Deals shrouded in 'secrecy'

On Wednesday, a group of protestors held a demonstration outside the Chinese Consulate in Manila, lambasting the Duterte administration's "acquiescence" to China.

"President Duterte is giving the country away to China. I am disgusted and it makes me angry," Max Soriano, a member of the Akbayan Citizens' Action Party, told DW.

Jay Batongbacal, a maritime expert, said it was obvious that the purpose of Xi's Manila visit was to convince the country's authorities to allow energy exploration in the SCS.

Batongbacal, however, added that it is too early to say if the bilateral deals would result in a "debt trap" for the Philippines, as there aren't enough details currently available on the agreements.

"I find it unusual that there are no details [about the signed deals] available to the public. We are left guessing. That is why the public needs to remain vigilant and keep demanding transparency from the government," Batongbacal told DW.

The expert also said that it is likely that other agreements would be signed at a later date. If that happens, it would make it even harder to assess the impact of the deals, Batongbacal warned.

But Salvador Panelo, a spokesman for President Duterte, assured that "the government will release all pertinent information for public consumption once President Xi's visit has culminated and as soon as the complete, proper and correct documents become certified and available."

Territorial disputes

A territorial conflict over the SCS has strained relations between Manila and Beijing. The area is located in the western Pacific Ocean and is an important shipping route where an estimated $5 trillion worth of trade passes every year. There are also reportedly large deposits of oil and natural gas.

Tensions between the two countries escalated in 2012, when the Chinese Coast Guard barred Filipino fishermen from fishing in Scarborough Shoal, located off nearly 200 kilometers (120 miles) off the coast of Subic Bay.

Manila took the matter to the Hague-based Permanent Court of Arbitration, which ruled in favor of the Philippines, ruling that China had no basis for its sweeping territorial claims over the entirety of the SCS.

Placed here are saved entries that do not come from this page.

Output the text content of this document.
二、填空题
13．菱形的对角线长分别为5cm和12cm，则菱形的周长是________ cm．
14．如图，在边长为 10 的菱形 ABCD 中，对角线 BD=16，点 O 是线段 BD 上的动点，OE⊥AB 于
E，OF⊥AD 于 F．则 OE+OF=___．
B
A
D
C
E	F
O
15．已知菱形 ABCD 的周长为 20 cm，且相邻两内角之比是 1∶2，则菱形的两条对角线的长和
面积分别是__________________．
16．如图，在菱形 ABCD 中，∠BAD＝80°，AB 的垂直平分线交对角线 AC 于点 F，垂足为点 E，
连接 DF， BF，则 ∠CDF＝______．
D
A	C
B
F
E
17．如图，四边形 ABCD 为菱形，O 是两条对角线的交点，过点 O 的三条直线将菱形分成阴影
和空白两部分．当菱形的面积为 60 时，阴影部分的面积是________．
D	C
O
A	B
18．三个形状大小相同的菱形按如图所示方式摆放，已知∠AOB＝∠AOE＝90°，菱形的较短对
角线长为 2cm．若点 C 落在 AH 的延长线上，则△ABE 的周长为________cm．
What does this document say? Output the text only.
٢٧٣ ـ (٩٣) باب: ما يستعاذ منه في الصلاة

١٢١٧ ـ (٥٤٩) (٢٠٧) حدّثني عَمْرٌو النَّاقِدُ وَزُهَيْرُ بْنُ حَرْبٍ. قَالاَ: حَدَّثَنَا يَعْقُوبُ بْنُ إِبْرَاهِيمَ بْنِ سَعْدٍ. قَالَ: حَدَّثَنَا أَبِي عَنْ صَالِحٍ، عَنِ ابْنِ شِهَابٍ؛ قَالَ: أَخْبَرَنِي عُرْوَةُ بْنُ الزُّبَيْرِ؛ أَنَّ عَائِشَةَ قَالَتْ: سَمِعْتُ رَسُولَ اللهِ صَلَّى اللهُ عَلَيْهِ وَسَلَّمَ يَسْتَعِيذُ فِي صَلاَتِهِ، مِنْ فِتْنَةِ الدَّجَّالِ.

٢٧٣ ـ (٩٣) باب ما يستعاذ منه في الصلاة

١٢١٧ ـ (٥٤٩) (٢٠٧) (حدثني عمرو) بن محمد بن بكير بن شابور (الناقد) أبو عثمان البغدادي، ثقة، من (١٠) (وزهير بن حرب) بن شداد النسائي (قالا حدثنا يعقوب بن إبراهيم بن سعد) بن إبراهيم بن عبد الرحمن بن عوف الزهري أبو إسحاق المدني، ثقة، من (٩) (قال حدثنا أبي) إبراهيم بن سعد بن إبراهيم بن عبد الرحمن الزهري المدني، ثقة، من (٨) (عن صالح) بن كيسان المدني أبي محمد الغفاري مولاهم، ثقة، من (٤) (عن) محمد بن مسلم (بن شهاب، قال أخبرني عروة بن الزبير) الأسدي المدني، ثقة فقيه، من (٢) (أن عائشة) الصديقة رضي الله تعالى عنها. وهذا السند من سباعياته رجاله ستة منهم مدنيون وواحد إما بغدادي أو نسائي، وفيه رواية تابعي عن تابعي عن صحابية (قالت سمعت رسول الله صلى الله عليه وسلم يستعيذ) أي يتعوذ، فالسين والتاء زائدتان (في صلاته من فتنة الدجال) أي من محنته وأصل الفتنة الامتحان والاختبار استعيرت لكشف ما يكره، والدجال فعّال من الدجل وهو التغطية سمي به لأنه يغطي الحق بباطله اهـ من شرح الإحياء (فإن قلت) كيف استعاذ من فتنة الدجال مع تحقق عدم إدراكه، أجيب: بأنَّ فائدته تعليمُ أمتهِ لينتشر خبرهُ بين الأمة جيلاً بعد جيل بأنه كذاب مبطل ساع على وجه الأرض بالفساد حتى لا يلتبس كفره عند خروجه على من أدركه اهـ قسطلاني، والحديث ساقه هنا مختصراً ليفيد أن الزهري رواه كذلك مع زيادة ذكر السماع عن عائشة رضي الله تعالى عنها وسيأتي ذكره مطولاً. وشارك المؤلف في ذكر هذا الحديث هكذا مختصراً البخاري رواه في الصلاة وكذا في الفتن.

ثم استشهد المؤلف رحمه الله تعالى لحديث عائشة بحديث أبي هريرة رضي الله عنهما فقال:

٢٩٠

But unexpectedly, President Duterte refused to enforce the historic ruling, arguing that his country does not want to go to war with China.

Read more: Philippines' Duterte scales back building work in South China Sea spat

Political analyst Ramon Casiple dubbed Xi's visit "a success." He criticized the hardline position of the previous government for straining ties between China and the Philippines. "It raised tensions in the area and did not benefit our people," he told DW.

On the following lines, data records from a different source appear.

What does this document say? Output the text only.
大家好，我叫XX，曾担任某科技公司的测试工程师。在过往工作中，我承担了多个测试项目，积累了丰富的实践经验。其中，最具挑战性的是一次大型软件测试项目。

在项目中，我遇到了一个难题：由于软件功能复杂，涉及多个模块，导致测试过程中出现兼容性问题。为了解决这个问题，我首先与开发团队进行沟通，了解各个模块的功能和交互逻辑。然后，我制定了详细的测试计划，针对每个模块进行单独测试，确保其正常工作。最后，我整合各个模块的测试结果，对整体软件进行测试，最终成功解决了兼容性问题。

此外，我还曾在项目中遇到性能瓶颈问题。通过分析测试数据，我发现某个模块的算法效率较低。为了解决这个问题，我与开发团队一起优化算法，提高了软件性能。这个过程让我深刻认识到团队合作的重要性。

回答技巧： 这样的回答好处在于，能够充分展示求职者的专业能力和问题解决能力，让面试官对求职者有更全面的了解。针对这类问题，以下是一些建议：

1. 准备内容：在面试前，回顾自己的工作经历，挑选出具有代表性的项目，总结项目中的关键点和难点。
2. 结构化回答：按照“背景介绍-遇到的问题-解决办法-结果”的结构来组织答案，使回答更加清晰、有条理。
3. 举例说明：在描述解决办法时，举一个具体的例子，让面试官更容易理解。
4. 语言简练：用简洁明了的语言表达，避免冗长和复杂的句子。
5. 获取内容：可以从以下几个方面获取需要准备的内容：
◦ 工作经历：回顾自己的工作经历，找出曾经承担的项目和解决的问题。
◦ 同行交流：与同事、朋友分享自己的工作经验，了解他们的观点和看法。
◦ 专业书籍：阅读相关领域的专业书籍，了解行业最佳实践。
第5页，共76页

"The reality is that we shouldn't fuel tensions. The Duterte administration realizes that the Philippines needs to negotiate with China. We should support this negotiation process because it is yielding results," Casiple said.

A Chinese puppet?

But Jose Antonio Custodio, a security analyst, said that Manila is compromising on its interests by cozying up to Beijing.

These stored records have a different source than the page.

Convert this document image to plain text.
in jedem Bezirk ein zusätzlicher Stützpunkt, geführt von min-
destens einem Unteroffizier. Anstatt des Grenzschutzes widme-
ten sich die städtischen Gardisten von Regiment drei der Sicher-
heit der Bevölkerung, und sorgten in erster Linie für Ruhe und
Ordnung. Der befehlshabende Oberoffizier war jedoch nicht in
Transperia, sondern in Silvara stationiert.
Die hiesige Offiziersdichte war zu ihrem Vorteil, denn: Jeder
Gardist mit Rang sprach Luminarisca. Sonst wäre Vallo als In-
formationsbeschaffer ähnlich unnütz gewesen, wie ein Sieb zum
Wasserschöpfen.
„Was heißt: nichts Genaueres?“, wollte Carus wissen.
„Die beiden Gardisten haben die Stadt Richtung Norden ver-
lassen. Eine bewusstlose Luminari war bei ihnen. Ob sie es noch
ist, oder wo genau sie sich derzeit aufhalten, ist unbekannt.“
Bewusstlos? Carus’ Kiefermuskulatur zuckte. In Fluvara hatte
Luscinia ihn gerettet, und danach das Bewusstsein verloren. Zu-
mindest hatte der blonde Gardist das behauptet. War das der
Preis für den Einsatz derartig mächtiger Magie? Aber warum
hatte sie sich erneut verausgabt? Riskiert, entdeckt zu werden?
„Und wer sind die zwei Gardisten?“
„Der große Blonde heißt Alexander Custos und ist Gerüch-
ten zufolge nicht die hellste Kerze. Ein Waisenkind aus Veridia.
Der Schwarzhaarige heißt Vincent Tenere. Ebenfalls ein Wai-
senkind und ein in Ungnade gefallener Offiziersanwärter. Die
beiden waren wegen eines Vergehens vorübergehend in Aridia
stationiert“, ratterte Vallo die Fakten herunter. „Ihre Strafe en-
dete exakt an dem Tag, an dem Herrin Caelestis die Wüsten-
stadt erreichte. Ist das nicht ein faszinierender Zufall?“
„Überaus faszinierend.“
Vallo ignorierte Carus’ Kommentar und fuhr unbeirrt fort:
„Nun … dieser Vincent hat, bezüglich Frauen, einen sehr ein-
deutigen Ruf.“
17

"Duterte has compromised our sovereignty for the sake of his parochial interests," Custodio told DW.

The analyst said that China's interests go beyond the Philippines, as it is seeking a greater presence throughout the Pacific.

Last month, two politicians in New Zealand reportedly accepted campaign funds from a donor with ties to the Chinese Communist Party in exchange for adding two businessmen to a list of candidates for their country's parliament.

"Duterte also thinks that with China as his political guarantor, he can remain in power," said Custodio.

"The Duterte administration is already a Chinese puppet. The Philippines is now viewed by other countries as an obstacle to regional cooperation," Custodio added.